Two television shows that I watched faithfully have ended, Game of Thrones and Orange is the New Black.
One was about a world so different than my own, where rivaling factions fought to take control, all while depicting scenes of violence and gratuitous sex.
The other was Game of Thrones.
I loved both of these shows from the beginning. Well, GoT hooked me from the first episode where it took about 4 episodes to connect with OITNB, but you get the idea. I could say it took longer for OITNB because I’m a middle aged man with no experiences of being in a women’s prison, but I also haven’t ever fought White Walkers, poisoned child kings, or walked naked through the street with SHAME! being yelled at me. I may have had a dream about the last one happening, though.
While I stayed hooked on GoT throughout, I found the season or two of Orange before the final one to drag down the series, to the point that during what became the penultimate season I kept saying ‘this show needs to end before it gets bad.’ The performances remained great throughout, but writing didn’t give them enough to bite into, and with that incredible cast it was a shame.
Game of Thrones ended first and, well, I don’t have to tell anyone how that final season went over.

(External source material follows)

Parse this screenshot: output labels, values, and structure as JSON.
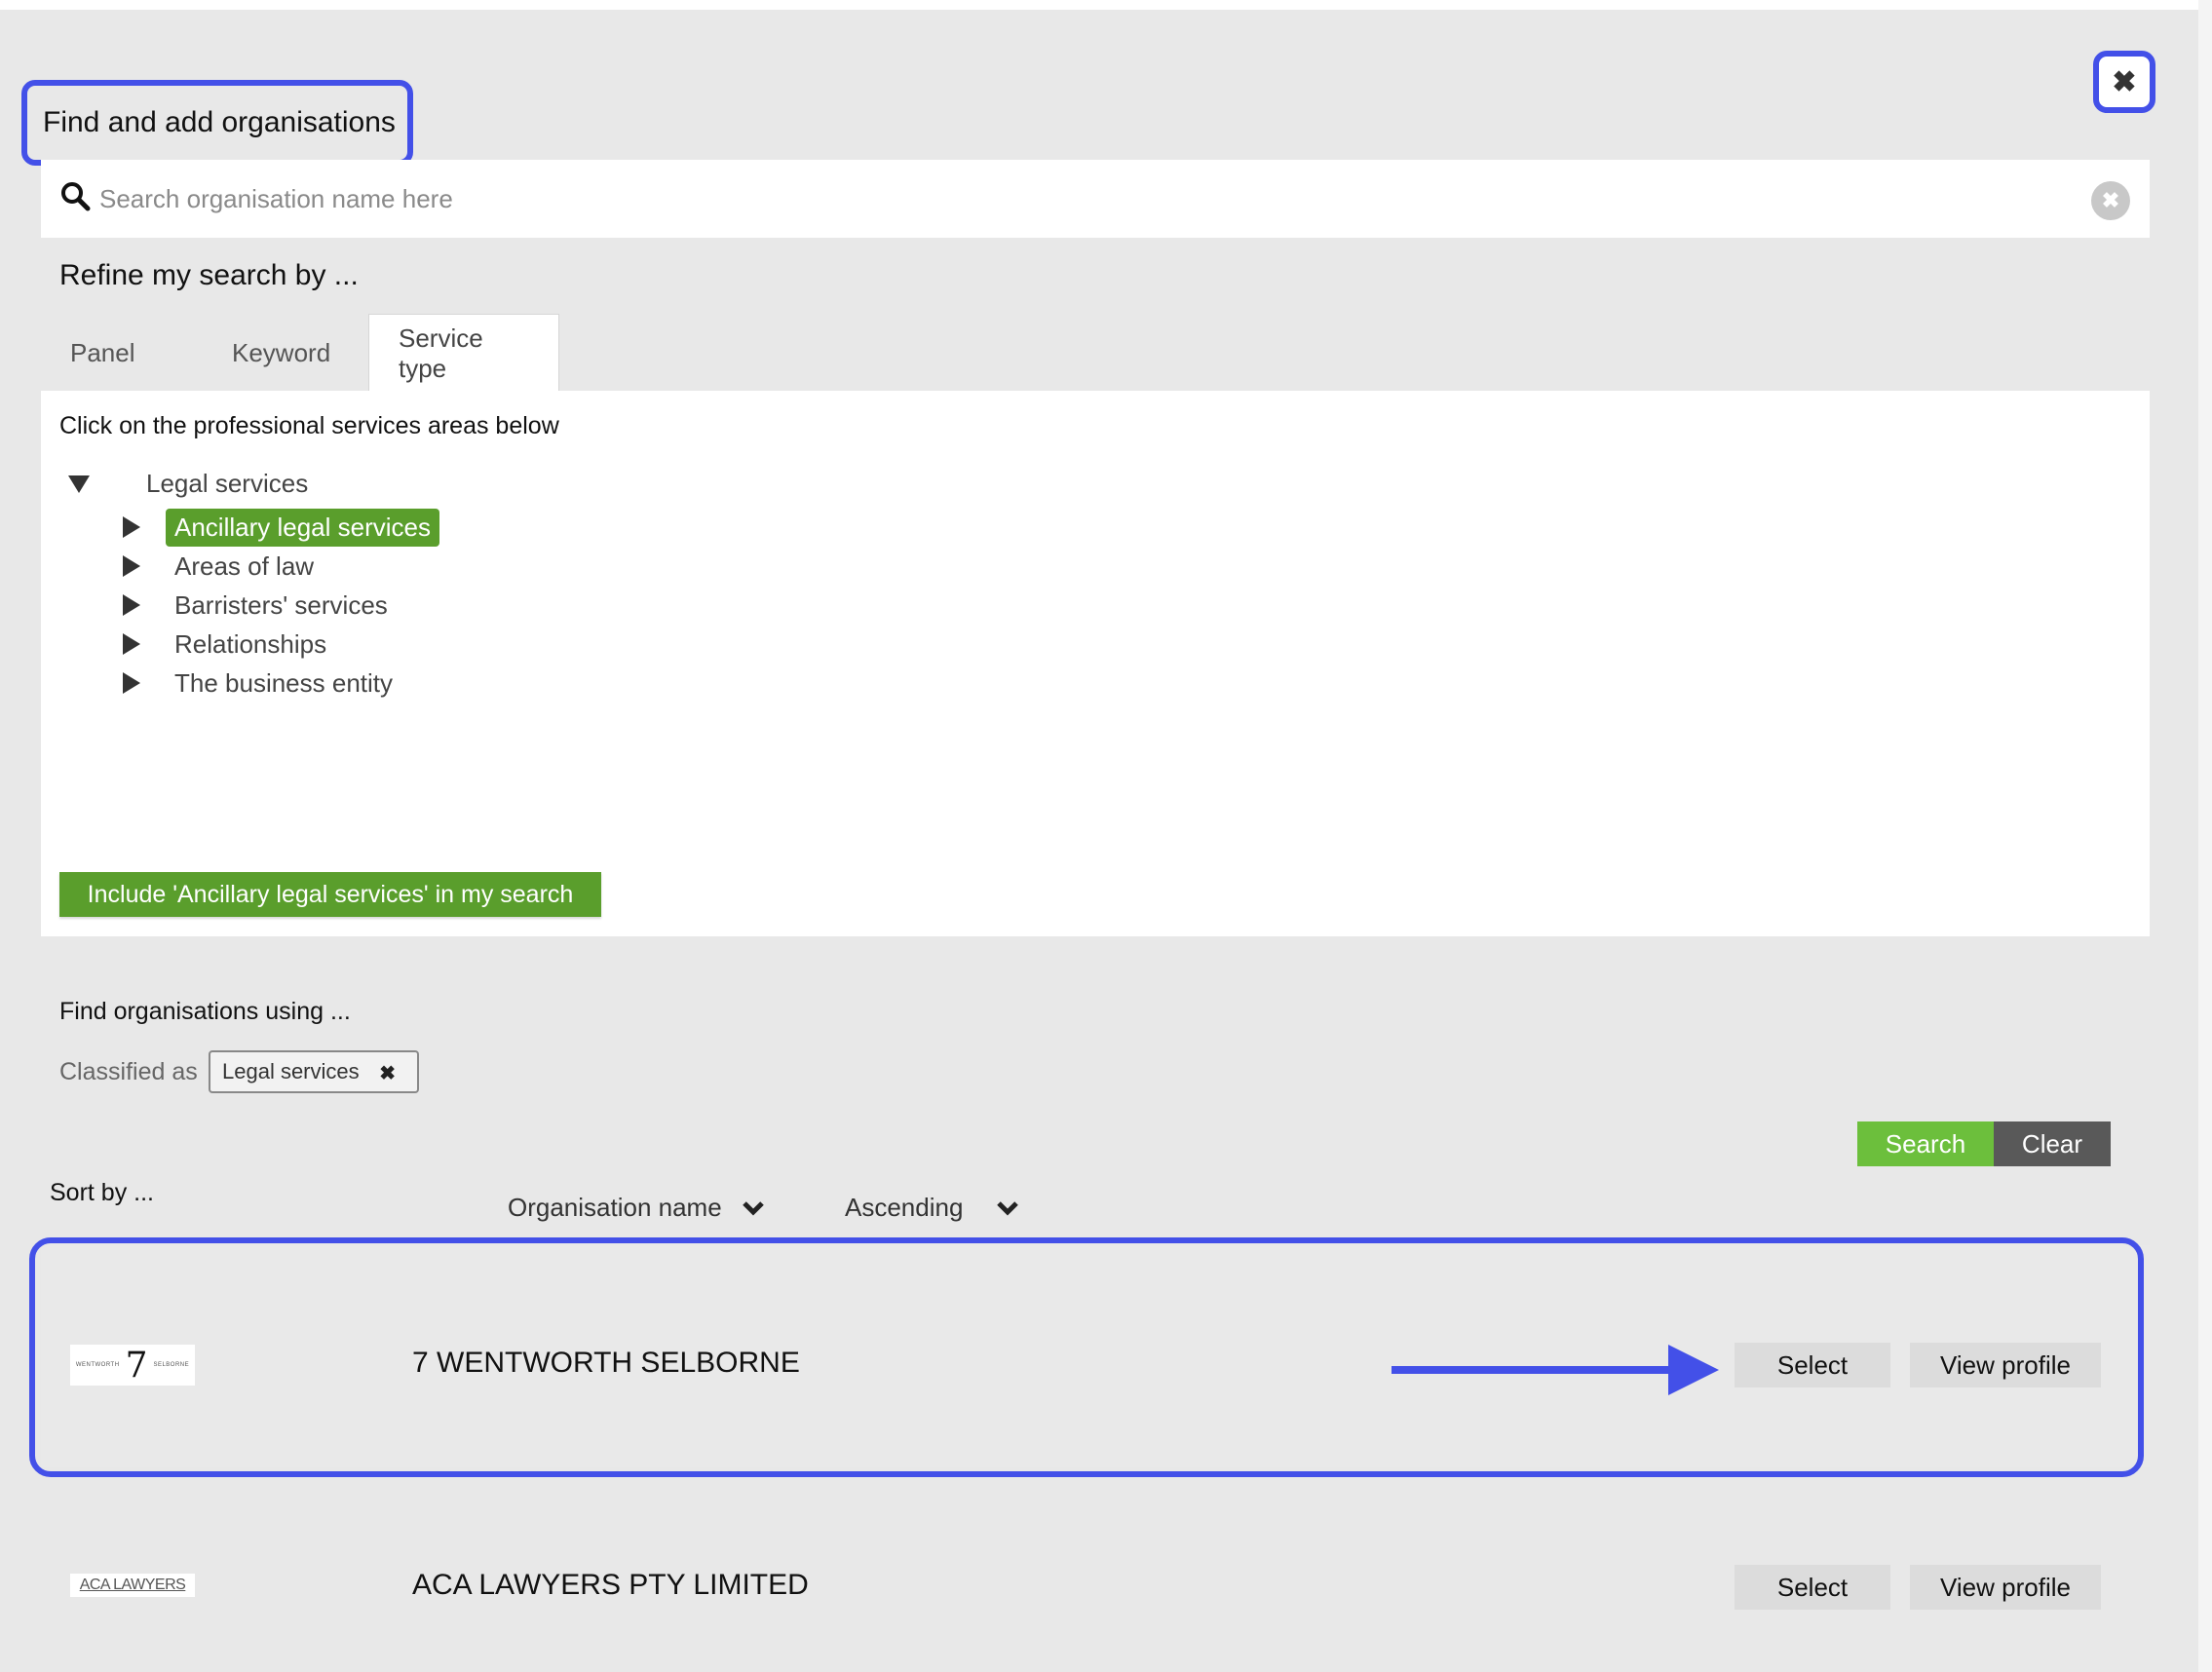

I tried my best to defend it for weeks after, but in the end was disappointed. It was still beautiful to watch and mostly I’m fine with ‘how’ things ended, but just not with how they got there.
Then there’s Orange. After two seasons that I stayed with because I felt I owed it to the characters, the final season did something I did not expect. It stepped up and said ‘here you go’ and delivered the most incredible set of episodes in the show’s run. Each time one would end, we would sit there silent for a few moments before letting out an audible… ‘whew.’ This was screenwriting at its best, bringing all those characters to conclusions, and not unlike GoT, not always in an uplifting way. Natasha Lyonne, a favorite of mine for many years (whom I ran into in a Portland movie theater arcade with Fred Armisen and fully fanboyed on them both), really shined on this season (If you haven’t seen her other Netflix show, Russian Doll, do so now. I’ll wait.). I cried several times in the series finale episode, which in itself is not astounding as I’m an admitted softy, but the writers pulled the right strings and the actors were perfection.
The acting on GoT was always strong, as well. Though at times it seemed the directors main feedback was ‘be more brooding.’
Ending a story is difficult. I’ve run into it five times over my five novels. The new film conclusion to Stephen King’s IT has inside jokes all through it about a novelist character who doesn’t know how to end his books, pointed directly at Mr. King himself who lets himself in on the joke in a great cameo. So even the most successful in writing have difficulty creating endings that stay true to the work and make the readers or viewers happy with the outcome. I’m looking at you, Lost, and shaking my head. If you want a master class in ending a show, look to Phoebe Waller-Bridge and the second and final season of Fleabag. For a show she never intended to have a second season, she pulled it off effortlessly and gave a finale that was satisfying.
I’m already deep into writing my next novel and in a rare twist, I know the ending already. And I think it is good. There’s also time for me to screw that up before I finish writing the book.